Платонов, давно уже отставивший от себя тарелку, глядел на нее с изумлением и даже больше – почти с ужасом. Ему, видевшему в жизни много тяжелого, грязного, порою даже кровавого, – ему стало страшно животным страхом перед этим напряжением громадной неизлившейся ненависти. Очнувшись, он сказал:
– Один великий французский писатель рассказывает о таком случае. Пруссаки завоевали французов и всячески издевались над ними: расстреливали мужчин, насиловали женщин, грабили дома, поля сжигали… И вот одна красивая женщина – француженка – очень красивая, заразившись, стала назло заражать всех немцев, которые попадали к ней в объятья. Она сделала больными целые сотни, может быть, даже тысячи… И когда она умирала в госпитале, она с радостью и с гордостью вспоминала об этом… Но ведь то были враги, попиравшие ее отечество и избивавшие ее братьев… Но ты, ты, Женечка?..

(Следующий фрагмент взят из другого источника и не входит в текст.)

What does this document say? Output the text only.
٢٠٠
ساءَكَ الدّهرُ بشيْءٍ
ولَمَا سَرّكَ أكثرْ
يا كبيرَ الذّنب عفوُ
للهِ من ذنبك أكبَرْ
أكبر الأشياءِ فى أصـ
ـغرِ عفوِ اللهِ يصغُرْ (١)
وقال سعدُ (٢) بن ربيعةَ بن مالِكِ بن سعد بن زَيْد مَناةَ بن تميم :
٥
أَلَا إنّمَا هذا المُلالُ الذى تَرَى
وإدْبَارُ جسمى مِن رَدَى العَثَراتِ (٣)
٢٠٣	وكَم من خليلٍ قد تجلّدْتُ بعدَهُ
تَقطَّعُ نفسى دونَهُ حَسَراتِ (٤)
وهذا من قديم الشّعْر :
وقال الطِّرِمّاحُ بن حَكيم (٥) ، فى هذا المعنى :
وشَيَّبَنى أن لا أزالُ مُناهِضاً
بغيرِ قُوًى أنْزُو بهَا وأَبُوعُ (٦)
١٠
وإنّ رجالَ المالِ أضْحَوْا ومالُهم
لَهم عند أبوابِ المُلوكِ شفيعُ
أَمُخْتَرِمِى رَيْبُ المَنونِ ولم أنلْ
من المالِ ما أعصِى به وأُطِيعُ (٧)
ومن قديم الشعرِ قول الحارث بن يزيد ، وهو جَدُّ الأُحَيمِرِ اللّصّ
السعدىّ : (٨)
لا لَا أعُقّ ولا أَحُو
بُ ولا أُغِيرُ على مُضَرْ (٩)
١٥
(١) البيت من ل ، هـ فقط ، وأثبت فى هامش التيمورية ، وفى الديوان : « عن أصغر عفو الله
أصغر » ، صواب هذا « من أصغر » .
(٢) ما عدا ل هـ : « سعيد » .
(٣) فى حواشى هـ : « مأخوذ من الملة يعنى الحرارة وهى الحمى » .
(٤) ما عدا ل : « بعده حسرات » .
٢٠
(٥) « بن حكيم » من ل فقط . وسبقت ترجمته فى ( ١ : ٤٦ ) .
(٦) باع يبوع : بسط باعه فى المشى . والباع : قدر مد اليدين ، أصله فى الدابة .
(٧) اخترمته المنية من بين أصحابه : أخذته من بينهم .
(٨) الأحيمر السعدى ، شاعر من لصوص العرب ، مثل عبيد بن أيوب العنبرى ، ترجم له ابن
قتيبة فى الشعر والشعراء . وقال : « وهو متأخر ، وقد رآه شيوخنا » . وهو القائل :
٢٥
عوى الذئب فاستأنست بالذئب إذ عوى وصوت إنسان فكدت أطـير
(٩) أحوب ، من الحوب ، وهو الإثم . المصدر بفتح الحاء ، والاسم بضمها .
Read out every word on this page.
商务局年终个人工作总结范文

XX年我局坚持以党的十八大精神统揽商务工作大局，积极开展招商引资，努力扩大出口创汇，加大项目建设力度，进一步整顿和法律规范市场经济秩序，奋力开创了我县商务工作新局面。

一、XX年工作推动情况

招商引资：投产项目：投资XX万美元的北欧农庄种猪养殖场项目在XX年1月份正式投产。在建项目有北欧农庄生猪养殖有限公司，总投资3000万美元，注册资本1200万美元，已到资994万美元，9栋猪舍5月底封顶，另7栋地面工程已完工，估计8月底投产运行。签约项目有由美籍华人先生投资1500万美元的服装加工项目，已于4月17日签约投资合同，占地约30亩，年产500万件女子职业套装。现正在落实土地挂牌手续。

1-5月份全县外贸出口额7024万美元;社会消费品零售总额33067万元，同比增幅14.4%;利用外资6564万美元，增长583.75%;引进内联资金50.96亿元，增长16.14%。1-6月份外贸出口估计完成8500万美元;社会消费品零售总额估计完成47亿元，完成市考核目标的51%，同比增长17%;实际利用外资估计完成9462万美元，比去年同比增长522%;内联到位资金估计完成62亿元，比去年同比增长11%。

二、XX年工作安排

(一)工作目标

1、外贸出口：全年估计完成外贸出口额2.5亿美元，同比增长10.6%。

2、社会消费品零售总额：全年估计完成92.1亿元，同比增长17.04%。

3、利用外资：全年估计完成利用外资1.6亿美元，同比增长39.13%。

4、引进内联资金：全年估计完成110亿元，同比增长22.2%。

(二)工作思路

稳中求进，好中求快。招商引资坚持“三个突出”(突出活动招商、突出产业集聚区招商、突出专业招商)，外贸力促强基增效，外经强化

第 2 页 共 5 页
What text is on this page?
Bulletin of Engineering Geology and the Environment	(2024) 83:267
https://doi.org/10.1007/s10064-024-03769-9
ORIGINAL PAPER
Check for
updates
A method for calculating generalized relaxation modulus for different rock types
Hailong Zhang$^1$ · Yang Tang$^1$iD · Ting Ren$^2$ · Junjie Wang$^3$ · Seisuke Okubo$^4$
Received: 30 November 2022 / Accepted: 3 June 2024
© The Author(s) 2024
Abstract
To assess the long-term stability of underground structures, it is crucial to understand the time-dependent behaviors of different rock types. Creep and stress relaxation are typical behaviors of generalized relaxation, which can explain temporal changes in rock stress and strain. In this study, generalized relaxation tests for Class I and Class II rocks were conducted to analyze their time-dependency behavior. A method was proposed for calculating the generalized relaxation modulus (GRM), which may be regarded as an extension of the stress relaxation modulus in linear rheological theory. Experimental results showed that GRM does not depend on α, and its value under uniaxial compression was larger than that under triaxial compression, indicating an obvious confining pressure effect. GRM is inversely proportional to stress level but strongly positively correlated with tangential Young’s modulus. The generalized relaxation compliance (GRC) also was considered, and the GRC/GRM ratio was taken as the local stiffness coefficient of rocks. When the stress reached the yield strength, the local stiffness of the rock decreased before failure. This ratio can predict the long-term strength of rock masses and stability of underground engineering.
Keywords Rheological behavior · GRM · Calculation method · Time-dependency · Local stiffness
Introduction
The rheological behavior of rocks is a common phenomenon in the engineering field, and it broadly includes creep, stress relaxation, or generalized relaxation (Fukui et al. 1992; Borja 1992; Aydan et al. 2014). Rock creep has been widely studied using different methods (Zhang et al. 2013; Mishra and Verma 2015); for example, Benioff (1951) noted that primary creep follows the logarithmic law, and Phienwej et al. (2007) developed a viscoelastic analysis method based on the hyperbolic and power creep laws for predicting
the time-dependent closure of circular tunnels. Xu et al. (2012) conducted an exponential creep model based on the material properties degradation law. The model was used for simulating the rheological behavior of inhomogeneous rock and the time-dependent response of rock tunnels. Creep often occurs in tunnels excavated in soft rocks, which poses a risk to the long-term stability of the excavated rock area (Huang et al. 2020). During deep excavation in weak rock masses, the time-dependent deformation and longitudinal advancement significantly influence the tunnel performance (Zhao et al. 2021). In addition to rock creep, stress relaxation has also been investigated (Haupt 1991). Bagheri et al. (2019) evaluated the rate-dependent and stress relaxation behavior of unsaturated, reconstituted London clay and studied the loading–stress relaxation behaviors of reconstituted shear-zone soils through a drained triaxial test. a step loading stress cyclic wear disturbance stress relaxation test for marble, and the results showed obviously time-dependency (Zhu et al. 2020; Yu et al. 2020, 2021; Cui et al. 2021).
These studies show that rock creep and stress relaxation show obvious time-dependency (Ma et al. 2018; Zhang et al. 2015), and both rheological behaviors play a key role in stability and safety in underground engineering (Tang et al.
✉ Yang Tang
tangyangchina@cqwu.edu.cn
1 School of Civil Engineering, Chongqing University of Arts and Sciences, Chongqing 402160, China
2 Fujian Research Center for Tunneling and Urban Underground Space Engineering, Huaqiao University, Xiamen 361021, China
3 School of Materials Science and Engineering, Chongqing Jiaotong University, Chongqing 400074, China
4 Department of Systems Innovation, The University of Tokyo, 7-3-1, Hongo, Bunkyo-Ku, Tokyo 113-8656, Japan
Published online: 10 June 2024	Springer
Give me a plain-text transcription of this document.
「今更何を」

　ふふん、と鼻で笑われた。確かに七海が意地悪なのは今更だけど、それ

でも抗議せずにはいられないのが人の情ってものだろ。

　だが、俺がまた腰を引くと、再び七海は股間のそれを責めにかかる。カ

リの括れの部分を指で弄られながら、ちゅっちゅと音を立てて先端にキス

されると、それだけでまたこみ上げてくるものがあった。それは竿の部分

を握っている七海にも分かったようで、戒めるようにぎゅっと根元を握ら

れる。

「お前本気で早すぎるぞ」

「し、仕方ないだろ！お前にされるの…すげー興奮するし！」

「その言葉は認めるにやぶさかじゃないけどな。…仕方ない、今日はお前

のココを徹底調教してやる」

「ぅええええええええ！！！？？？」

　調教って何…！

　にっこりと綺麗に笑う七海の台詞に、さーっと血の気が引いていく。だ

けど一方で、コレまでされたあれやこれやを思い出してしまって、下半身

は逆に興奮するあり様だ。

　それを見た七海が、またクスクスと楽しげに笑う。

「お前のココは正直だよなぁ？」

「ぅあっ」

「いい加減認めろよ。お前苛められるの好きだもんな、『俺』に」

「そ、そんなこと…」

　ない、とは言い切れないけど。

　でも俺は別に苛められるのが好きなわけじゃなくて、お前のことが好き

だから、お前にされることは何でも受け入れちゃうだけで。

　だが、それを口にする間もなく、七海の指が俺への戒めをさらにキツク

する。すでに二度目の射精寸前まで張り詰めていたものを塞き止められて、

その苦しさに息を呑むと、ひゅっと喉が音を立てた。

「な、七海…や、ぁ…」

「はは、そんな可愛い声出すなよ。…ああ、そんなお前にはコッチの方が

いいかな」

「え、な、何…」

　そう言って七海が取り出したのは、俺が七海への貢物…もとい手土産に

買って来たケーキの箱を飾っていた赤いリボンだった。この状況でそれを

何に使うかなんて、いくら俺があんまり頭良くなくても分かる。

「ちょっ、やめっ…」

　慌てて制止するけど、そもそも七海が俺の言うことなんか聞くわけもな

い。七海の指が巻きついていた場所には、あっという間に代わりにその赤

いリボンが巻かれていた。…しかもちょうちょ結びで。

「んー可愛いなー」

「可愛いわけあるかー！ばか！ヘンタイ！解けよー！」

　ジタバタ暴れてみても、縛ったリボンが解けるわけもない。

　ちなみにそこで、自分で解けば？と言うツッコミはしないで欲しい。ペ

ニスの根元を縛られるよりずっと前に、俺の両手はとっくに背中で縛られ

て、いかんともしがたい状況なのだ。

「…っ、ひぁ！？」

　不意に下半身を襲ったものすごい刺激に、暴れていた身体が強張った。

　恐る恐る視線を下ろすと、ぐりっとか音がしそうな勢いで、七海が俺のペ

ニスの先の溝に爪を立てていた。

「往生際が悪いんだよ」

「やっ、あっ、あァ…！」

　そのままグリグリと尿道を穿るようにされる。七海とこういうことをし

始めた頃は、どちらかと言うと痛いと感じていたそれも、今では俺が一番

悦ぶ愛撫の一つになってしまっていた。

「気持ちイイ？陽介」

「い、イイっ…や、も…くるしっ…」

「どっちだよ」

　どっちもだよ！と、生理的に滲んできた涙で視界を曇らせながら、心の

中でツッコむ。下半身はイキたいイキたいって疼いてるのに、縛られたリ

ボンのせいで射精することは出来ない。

– А я всех, именно всех! Скажите мне, Сергей Иванович, по совести только скажите, если бы вы нашли на улице ребенка, которого кто-то обесчестил, надругался над ним… ну, скажем, выколол бы ему глаза, отрезал уши, – и вот вы бы узнали, что этот человек сейчас проходит мимо вас и что только один бог, если только он есть, смотрит на вас в эту минуту с небеси, – что бы вы сделали?
– Не знаю, – ответил глухо и потупившись Платонов, но он побледнел, и пальцы его под столом судорожно сжались в кулаки. – Может быть, убил бы его…
– Не «может быть», а наверно! Я вас знаю, я вас чувствую. Ну, а теперь подумайте: ведь над каждой из нас так надругались, когда мы были детьми!.. Детьми! – страстно простонала Женька и закрыла на мгновение глаза ладонью. – Об этом ведь, помнится, и вы как-то говорили у нас, чуть ли не в тот самый вечер, на троицу… Да, детьми, глупыми, доверчивыми, слепыми, жадными, пустыми… И не можем мы вырваться из своей лямки… куда пойдешь? что сделаешь?.. И вы не думайте, пожалуйста, Сергей Иванович, что во мне сильна злоба только к тем, кто именно меня, лично меня обижали… Нет, вообще ко всем нашим гостям, к этим кавалерам, от мала до велика… Ну и вот я решилась мстить за себя и за своих сестер. Хорошо это или нет?..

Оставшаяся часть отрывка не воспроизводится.